The Best Practice for Describing an Operational Design Domain: Conceptual Framework and Lexicon document establishes common terms and a framework in which to apply them. Where applicable, labels, definitions and measurement ranges are provided to promote consistent communication and to help ensure that users’ ADS expectations are aligned with capabilities.

The ODD generally defines when, where, and under what conditions an automated vehicle is designed to operate, or, specifically, those conditions in which it can't operate. “Guidance to date has been very general. The ODD is described by manufacturers for the ADS product that they put on the roads,” explained Edward Straub, executive director of AVSC. “This practice is a first step toward standardizing the way manufacturers describe their systems and reducing confusion in the public.”

“With this new best practice, we try to address the potential for confusion by doing two things: first, publishing a conceptual framework manufacturers could consistently follow when describing their ODD, and secondly, by creating an initial version of a lexicon for some of those variables that manufacturers could use when they create that description,” Straub shared with Automotive Engineering. “With a shared set of definitions, transportation agencies and industry can better communicate with each other – and the public – about ADS deployments, tests, and operations.”

The document provides a framework and a common vocabulary. “Again, it's not defining ODD by any stretch. That's up to the manufacturer. Following the framework, more standardized descriptions should be created which will streamline the communication process between industry and public agencies,” he explained. The vehicles may be measuring different things, which again will be up to the manufacturer, but the descriptions will be similar, and it will help the using-public calibrate their expectations around the performance of these vehicles.

Straub noted that the framework really begins with identification of the road and route network, mapping and defining that in detail. Moving on then to characterizing the fixed infrastructure around it and then describing and characterizing the operational constraints, which can be captured in a human-understandable narrative.
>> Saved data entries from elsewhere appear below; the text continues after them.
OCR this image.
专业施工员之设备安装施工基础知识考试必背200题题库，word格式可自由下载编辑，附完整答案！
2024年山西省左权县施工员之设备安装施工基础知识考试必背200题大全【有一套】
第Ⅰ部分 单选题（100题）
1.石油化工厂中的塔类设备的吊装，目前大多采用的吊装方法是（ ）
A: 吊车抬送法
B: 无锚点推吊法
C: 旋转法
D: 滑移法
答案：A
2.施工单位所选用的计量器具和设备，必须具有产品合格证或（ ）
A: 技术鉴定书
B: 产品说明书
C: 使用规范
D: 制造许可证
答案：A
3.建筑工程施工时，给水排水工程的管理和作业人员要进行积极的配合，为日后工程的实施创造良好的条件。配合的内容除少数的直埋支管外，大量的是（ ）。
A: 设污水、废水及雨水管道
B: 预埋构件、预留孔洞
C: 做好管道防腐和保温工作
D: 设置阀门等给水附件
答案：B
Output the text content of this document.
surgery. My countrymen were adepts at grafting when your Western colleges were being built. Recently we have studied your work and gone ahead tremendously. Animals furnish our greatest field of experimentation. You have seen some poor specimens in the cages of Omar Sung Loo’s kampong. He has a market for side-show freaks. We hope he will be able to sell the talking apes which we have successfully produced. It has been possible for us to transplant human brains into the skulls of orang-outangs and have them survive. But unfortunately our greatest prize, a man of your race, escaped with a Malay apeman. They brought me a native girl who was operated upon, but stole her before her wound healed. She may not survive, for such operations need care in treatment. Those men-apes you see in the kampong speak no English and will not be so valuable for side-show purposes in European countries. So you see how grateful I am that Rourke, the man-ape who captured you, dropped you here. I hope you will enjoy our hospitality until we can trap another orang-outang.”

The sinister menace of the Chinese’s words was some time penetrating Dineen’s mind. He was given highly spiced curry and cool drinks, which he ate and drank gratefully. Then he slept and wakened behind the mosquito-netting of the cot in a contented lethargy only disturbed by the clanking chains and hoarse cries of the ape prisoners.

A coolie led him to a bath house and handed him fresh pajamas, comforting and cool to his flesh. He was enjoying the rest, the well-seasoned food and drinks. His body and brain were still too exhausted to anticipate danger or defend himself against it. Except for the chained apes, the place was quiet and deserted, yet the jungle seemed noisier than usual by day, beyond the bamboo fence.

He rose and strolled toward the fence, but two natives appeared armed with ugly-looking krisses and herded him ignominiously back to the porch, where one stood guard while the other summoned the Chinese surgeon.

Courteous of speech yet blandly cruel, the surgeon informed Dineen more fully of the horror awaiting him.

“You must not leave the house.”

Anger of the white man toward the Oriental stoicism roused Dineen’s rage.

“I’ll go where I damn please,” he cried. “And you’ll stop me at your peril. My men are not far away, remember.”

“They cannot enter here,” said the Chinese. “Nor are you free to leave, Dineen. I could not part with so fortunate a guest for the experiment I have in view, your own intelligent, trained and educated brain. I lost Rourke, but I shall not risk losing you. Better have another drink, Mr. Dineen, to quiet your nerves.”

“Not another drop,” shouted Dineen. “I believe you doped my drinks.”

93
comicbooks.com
“We call that a bottom-up approach,” he noted. “Bottom-up meaning you're starting right at the ground, right at the road network and saying this is the geography that an ADS will operate in, these are the very specific roads that they’ll operate on. And that's different from some of the other conversations around ODD that happened earlier – and sometimes still happen – where people are expecting ADS to operate on a certain type of road.”

With a mission to publish best practices that will inform and lead to industry-wide standards advancing the safe deployment of ADSs, the AVSC is working closely with the SAE International Standards Committees and discussing the introduction of the content of the Best Practice for Describing an Operational Design Domain: Conceptual Framework and Lexicon to them.

“Our hope and plans are that the concepts in our work is integrated into open-industry SAE J-standards. These discussions are happening now with AVSC’s first best practice In-Vehicle Fallback Test Driver Selection, Training, and Oversight Procedures for Automated Vehicles Under Test  and we are pleased about it.”